Three years ago, Smith was living on St. Thomas and working in commercial diving for Miami Diver, Inc., when a friend called him up for his first pool photography job. Smith knew his way around a camera—he graduated from the University of Georgia’s fine art photography program in 2005.
Smith had also gotten degrees in music, physics, and engineering, and his interest in photography blossomed when his mom bought a Minolta camera and left it up to her engineer son to get the camera up and running.
Now, Smith stays booked and busy year-round, with industry elites like Ryan Hughes and Shane LeBlanc calling on him to make their stunning poolscapes look even better. Smith’s unique process for shooting pools, involving multiple exposures and artificial lighting, sets his work apart. You know when a photograph doesn’t do justice to a grand landscape? His do. In fact, his work has appeared on four Luxury Pools + Outdoor Living covers since he started photographing pools, including the current issue.
“The uniqueness of what I do is I take all those images and I layer them together,” says Smith. This allows his shots to have both a reflection off the pool’s surface and a blurred water feature, a brightly lit nighttime pool scene and a sharp fire feature. He might layer thirty shots together for just one photograph. “I kind of came up with my own way to shoot pools that nobody really takes the time to do,” he says.
He shoots for luxury designers and volume builders alike, considering no job too big or too small. “Since I started I’ve doubled business and revenue every year,” says Smith, “and this year’s by far been the busiest year I’ve ever had.” Despite the state of the economy at large, the pool industry is booming.

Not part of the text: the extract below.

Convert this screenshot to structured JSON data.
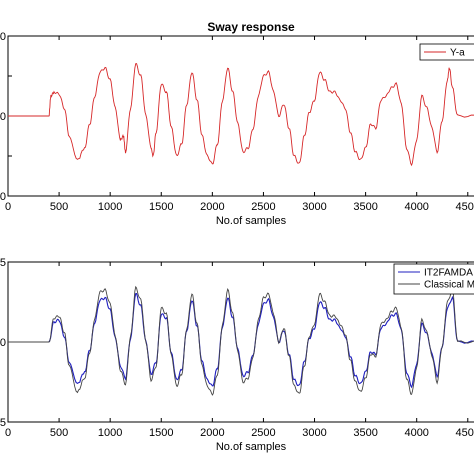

Recently, Smith helped co-found a nonprofit called Mule Men—“the slogan is ‘you load the wagon, we do the rest,’” he says. Mule Men takes goods or money from point A to point B, helping to facilitate donations from folks who have the means to give but aren’t sure where to start. One of his recent projects helped a storm-ravaged community on Dominica in the Caribbean. Instead of gathering supplies to ship to the island, he ran a GoFundMe, exchanged the funds for local currency, and bought the supplies on the island, further helping the local economy.